In a strongly worded opinion, Judge Vitaliano rejected the arguments from NPS, the City, and the other defendants. "The house of cards erected by the defense cannot withstand the gentlest breeze," Judge Vitaliano wrote. Addressing the claim that the structures were included on the federal map "by mistake," the Judge labeled it as "revisionist," and flatly rejected it, saying, "there is . . . not a shred of evidence [to suggest a mistake]." The Court criticized NPS's decision to rely on information from the City and State agencies "without confirming or even investigating them or requesting any additional information or public comment." The Court also rejected the defendants' assertion that the Tobacco Warehouse was "unsuitable" for outdoor public recreation. The Court found the assertion was based on an "invisible record," and accused NPS of using "cherry-picked" information to support it.
On an issue of first impression, the Court also rejected NPS's argument that it had power at all to remove parkland in these circumstances: "the record," according to the Court, "unmasks the NPS decisions as contrary to its own regulations." The Court concluded as follows: "The [applicable] statute is not silent about revisions; it flatly contradicts the NPS claim of power to correct 'oversights' after a [federal] grant closes." Although NPS claimed it had the "inherent authority" to correct mistakes on federal park maps, the Court called this "a last gasp argument" that "holds no water." The Court also declared that NPS's central determination of a "mistake" was "flawed both substantively and procedurally."
Elizabeth Merritt, Deputy General Counsel of the National Trust for Historic Preservation, who attended the March 21st hearing, praised the decision as "an important national precedent." She continued, "The Court sent a clear message that NPS cannot evade a mandatory public-review process by secretly altering documents." Peg Breen, President of the New York Landmarks Conservancy, said: "This ruling reaches far beyond Brooklyn. If the National Park Service could choose when to enforce the law, historic buildings and parks across the country would suffer." Daniel Mackay, Director of Public Policy for the Preservation League of New York State, said: "We hope this decision re-establishes the highest standards of review and protection at the National Park Service for public parklands in New York State and across the nation. This injunction is a critical first step in protecting this and other federally funded parkland from rash actions and incomplete public process."
Although preservation groups described the lasting and far-reaching implications of Friday's decision, two neighborhood civic associations that have fought to save the Tobacco Warehouse from demolition or development for more than 40 years – the Brooklyn Heights Association and the Fulton Ferry Landing Association – also heralded the decision. Jane McGroarty, President of the Brooklyn Heights Association, said: "We are gratified by Judge Vitaliano's clear decision. The National Park Service and the State Parks Department acted illegally by removing the Tobacco Warehouse from the public domain. It belongs to the park, where it can be enjoyed by all." Joan Zimmerman, President of the Fulton Ferry Landing Association agreed, saying: "The decision was a resounding rejection of arguments made to justify backroom deals between the City and NPS, and a strong affirmation of the principle that parks are to serve the public, not private interests."

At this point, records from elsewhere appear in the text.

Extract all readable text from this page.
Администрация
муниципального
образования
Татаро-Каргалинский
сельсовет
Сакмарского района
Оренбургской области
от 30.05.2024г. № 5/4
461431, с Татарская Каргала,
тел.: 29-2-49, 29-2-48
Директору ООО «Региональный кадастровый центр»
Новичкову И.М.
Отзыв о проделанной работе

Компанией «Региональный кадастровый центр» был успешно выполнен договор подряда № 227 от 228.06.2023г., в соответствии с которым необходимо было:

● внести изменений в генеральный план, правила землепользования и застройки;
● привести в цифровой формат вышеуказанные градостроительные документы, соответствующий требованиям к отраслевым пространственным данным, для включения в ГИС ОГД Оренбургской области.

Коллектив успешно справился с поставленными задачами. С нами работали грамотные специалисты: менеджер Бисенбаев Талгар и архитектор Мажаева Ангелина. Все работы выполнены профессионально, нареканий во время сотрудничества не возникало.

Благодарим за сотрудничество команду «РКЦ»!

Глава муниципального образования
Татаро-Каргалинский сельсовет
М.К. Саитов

Gibson, Dunn & Crutcher represented the plaintiffs. "The Court's decision recognized clear illegality. We hope today's landmark ruling deters the National Park Service from future 'giveaways' of our national treasures," said Jim Walden, who litigated the case with Gibson Dunn attorneys James Hallowell, Richard Falek, Adam Cohen, Matthew Menendez, Kimberly Yuhas, Adam Jantzi, Lloyd Kim, Vikram Kumar, and Yara Mansour.